How is your organization involved in OCI?
Mesosphere participates in the image spec project, and we started adding support for the OCI image spec in Mesos. You can follow that effort in the Mesos community here.
What are the aspects of the the OCI specs that you are looking forward to most for your company?
Transportation and discovery mechanisms are still missing from the OCI image spec, so we are inventing our own open source image discovery and transportation mechanism in the meantime. We are excited for image discovery and transportation to be standardized, so that we don’t have to invent our own way, which will give users a more consistent experience.
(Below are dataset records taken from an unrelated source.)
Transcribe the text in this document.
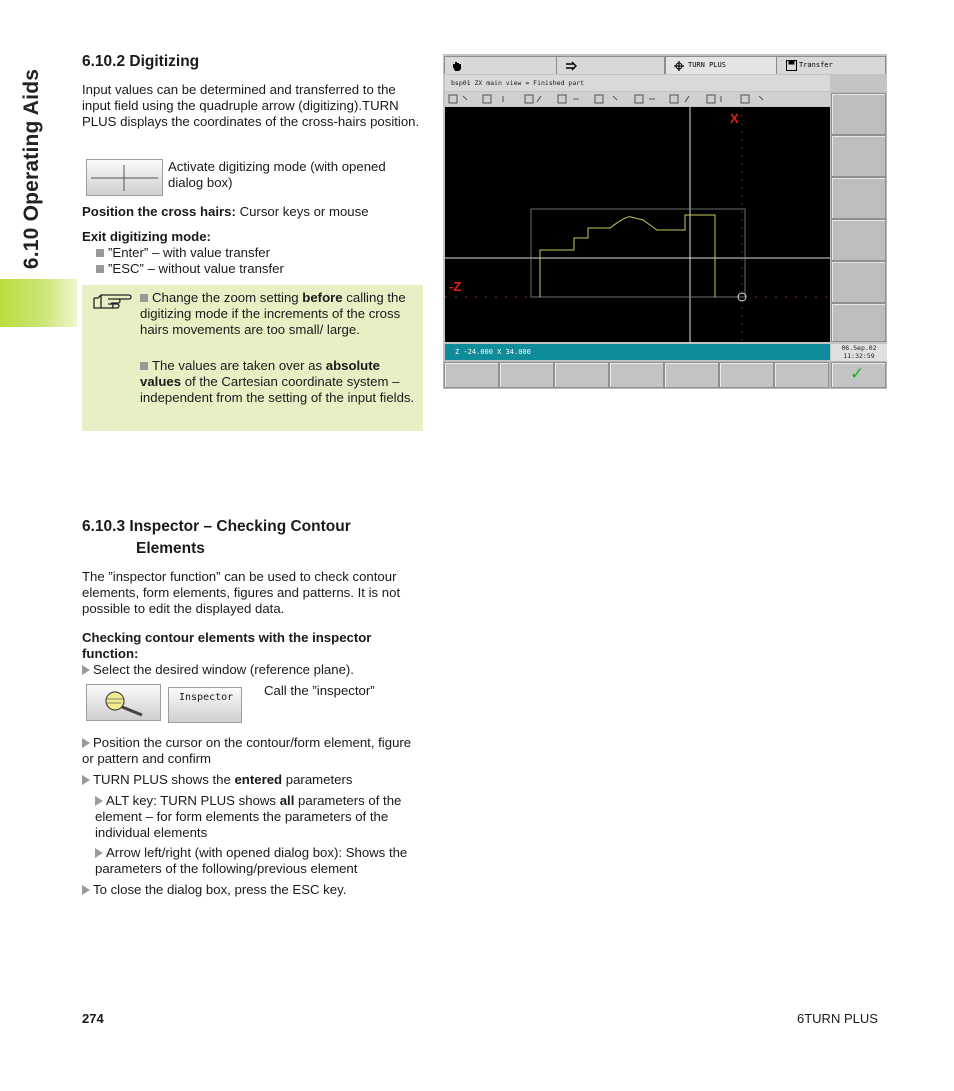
6.10 Operating Aids
6.10.2 Digitizing

Input values can be determined and transferred to the input field using the quadruple arrow (digitizing).TURN PLUS displays the coordinates of the cross-hairs position.

Activate digitizing mode (with opened dialog box)

Position the cross hairs: Cursor keys or mouse

Exit digitizing mode:

”Enter” – with value transfer

”ESC” – without value transfer

Change the zoom setting before calling the digitizing mode if the increments of the cross hairs movements are too small/ large.

The values are taken over as absolute values of the Cartesian coordinate system – independent from the setting of the input fields.

TURN PLUS	Transfer
bsp01 ZX main view = Finished part
X
-Z
Z -24.000 X 34.000	06.Sep.02
11:32:59
✓
6.10.3 Inspector – Checking Contour
Elements

The ”inspector function” can be used to check contour elements, form elements, figures and patterns. It is not possible to edit the displayed data.

Checking contour elements with the inspector function:

Select the desired window (reference plane).

Inspector Call the ”inspector”

Position the cursor on the contour/form element, figure or pattern and confirm

TURN PLUS shows the entered parameters

ALT key: TURN PLUS shows all parameters of the element – for form elements the parameters of the individual elements

Arrow left/right (with opened dialog box): Shows the parameters of the following/previous element

To close the dialog box, press the ESC key.

274	6TURN PLUS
How do you plan to use the OCI specs?
The image format spec will be supported in Mesos and DC/OS soon. We don’t directly expose runtime spec configurations to our users; it is abstracted away from the Mesos and DC/OS APIs via an external containerizer. (Kubernetes does something similar with the Container Runtime Interface (CRI).
How will these specifications help your business?
Mesos, Marathon, and DC/OS help users build data-dependent apps on any infrastructure, and Mesosphere ultimately wants to give all its users more choices about how to build their applications. Letting users choose the type of containers they use is one big draw of the projects we contribute to (we already support Docker and Mesos containers), and we’re excited to be able to give our users a consistent experience, and more open source options.
How do you anticipate OCI changing the container technology landscape?
We predict that most vendors will adopt the OCI standard, and that developers will build OCI images using different compliant tools, pushing them to different registries. Container orchestrators will pull those images from a registry and run them. A lot of tooling will spring up around OCI to make this process smooth.
What do you believe the benefits of using a runtime and image spec based on the OCI standard are for hosting providers? For small ISVs, application developers? For end users?
We think that the benefit for everyone will be stability and portability. People who adopt OCI will be able to monitor and help shape the development of that standard, which helps ensure that any changes benefit the ecosystem at large. Since OCI is vendor-neutral, no matter what happens in the long run to individual companies, we believe it will persist.
What advice would you give to someone considering joining OCI?
Everyone involved in the project is very responsive. Join the community; don’t be shy!